Brian Topp, l'homme qui veut succéder à Jack Layton, est un bonhomme sympathique, sans prétention, au sourire franc. Plutôt court, un peu rondelet, fagoté dans des vêtements fripés et démodés, il n'a pas la prestance du chef de l'opposition qu'il entend devenir (mais Michael Ignatieff en avait en masse, de la prestance, et cela ne l'a pas mené loin.)

Un bon styliste pourra apprendre à M. Topp à s'habiller, mais pourra-t-on lui insuffler du charisme? J'en doute fort. On le voit mal en tribun, lui qui a tout du «backroom boy» - un stratège de l'ombre, un militant de longue date qui connaît le NPD comme sa poche mais qui n'est jamais descendu dans l'arène électorale et n'a jamais siégé comme député.

C'est cela qui sera son talon d'Achille, car autrement tout baigne: celui qui était l'été dernier à la fois le président du parti et le plus proche conseiller et confident de Jack Layton, bénéficiera de l'appui des hautes instances du NPD, celui notamment d'Ed Broadbent, l'ancien chef qui reste l'homme le plus influent du parti. Et même s'il le nie, on peut croire que Layton en avait fait son dauphin.

Du «backroom boy», il a le ton de voix feutré, quasiment confidentiel, l'air réfléchi, l'habitude de ponctuer ses phrases par des clins d'oeil et des traits d'humour de pince-sans-rire. On l'imagine compulsant des dossiers et planifiant des stratégies, en conciliabule avec d'autres hommes de l'ombre.
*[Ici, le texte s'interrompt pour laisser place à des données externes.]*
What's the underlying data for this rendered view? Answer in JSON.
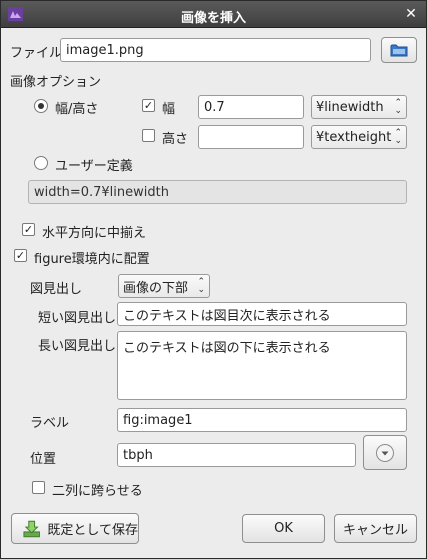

Plus difficile de l'imaginer aux Communes, clouant le bec à ces bêtes parlementaires que sont Stephen Harper et Bob Rae. Mais il a d'autres qualités: il est sérieux et pondéré, il a l'air d'avoir du jugement, et il est rassurant. Le genre d'homme à qui l'on confierait ses enfants les yeux fermés.
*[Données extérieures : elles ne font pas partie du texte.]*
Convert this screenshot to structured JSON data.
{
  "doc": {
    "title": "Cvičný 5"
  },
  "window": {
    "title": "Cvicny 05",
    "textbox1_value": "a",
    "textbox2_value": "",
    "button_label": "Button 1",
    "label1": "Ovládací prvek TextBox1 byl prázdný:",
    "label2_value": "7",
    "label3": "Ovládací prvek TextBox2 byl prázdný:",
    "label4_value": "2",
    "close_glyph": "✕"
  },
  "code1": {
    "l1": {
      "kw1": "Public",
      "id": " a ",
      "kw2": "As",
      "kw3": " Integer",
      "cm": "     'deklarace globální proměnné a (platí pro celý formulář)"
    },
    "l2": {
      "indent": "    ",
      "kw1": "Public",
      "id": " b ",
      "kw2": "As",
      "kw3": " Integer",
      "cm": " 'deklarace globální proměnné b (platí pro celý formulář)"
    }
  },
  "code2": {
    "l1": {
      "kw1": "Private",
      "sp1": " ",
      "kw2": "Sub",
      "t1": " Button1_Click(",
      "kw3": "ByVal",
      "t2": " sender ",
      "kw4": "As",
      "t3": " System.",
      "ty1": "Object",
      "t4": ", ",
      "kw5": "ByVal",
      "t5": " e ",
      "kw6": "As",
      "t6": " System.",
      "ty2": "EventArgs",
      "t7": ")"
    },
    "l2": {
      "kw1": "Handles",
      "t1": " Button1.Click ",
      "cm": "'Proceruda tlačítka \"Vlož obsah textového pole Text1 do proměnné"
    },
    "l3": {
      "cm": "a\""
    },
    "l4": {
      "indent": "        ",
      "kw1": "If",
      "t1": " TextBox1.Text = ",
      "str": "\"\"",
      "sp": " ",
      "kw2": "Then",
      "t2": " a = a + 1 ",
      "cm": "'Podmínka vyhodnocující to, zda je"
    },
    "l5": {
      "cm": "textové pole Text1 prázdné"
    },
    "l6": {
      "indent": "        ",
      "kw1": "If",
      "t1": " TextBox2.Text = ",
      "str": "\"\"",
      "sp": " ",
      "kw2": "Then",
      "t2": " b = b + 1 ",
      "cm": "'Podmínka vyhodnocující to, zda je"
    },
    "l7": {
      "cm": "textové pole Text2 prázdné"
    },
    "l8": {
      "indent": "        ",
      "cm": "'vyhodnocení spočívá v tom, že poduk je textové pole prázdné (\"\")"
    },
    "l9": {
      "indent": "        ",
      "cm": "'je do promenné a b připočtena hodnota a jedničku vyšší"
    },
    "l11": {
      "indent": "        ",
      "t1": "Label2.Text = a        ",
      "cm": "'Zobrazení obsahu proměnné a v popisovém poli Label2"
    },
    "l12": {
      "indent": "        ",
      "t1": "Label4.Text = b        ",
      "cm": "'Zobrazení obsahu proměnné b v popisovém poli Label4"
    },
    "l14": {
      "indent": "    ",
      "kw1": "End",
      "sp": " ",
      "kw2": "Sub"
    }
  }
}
Surprise, il parle très bien français. Beaucoup mieux que Jack Layton, qui avait grappillé des bribes de langue populaire dans la rue et les patinoires de hockey. On comprend mieux pourquoi M. Topp s'exprime de manière si fluide et châtiée quand on réalise qu'en fait, le français est sa langue maternelle, une langue apprise dans un foyer francophone, auprès d'une mère née à Sillery, ancienne élève des Ursulines et grande admiratrice d'Anne Hébert, et d'un père anglophone né à Granby et parfait bilingue.
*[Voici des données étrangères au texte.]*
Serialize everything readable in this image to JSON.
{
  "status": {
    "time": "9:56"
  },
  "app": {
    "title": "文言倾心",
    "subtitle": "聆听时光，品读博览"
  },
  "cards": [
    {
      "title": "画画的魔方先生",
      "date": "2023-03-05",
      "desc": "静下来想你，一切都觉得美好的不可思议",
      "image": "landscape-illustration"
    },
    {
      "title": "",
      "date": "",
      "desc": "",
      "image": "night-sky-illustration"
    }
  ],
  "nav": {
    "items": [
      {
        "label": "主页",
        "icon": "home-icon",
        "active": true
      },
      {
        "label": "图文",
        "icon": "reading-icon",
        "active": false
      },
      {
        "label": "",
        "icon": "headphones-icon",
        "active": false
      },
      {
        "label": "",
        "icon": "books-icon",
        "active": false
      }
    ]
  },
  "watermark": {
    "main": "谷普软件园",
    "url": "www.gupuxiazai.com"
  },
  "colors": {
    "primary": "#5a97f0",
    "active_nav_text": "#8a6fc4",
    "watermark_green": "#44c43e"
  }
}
Quel genre de leader pourrait-il être? Pas un chef autoritaire, mais un leader qui tient compte de l'avis des autres, dit-il, comme l'étaient Layton, Mulroney et Roy Romanow, l'ancien premier ministre de la Saskatchewan, dont il fut d'ailleurs le chef de cabinet-adjoint entre 1993 et 2000. Son modèle: la social-démocratie raisonnable et pragmatique des Prairies, qui tenait aux budgets équilibrés.

La même modération s'exprime dans son jugement sur Harper, qu'il refuse de diaboliser comme le font les libéraux: «C'est un adversaire, pas un monstre». Sur le préjugé favorable du NPD envers les syndicats: «Le premier devoir d'un gouvernement est envers le public, mais ça ne l'empêche pas d'être un bon employeur.»

Même s'il a passé les 30 premières années de sa vie au Québec, c'est sur sa connaissance intime du Canada anglais qu'il mise: «À la prochaine élection, ce serait fabuleux d'avoir plus que 59 sièges au Québec mais il ne faut pas être trop gourmand. Il faudra maintenir cette base, mais c'est à l'extérieur du Québec, en Ontario surtout, qu'il faudra aller chercher des sièges».

Pour lui, l'intégration de l'aile québécoise au reste du parti ne devrait pas poser de problème. «Il n'y a rien comme la perspective d'une victoire (en 2015) pour favoriser l'intégration», glisse-t-il avec un sourire malicieux.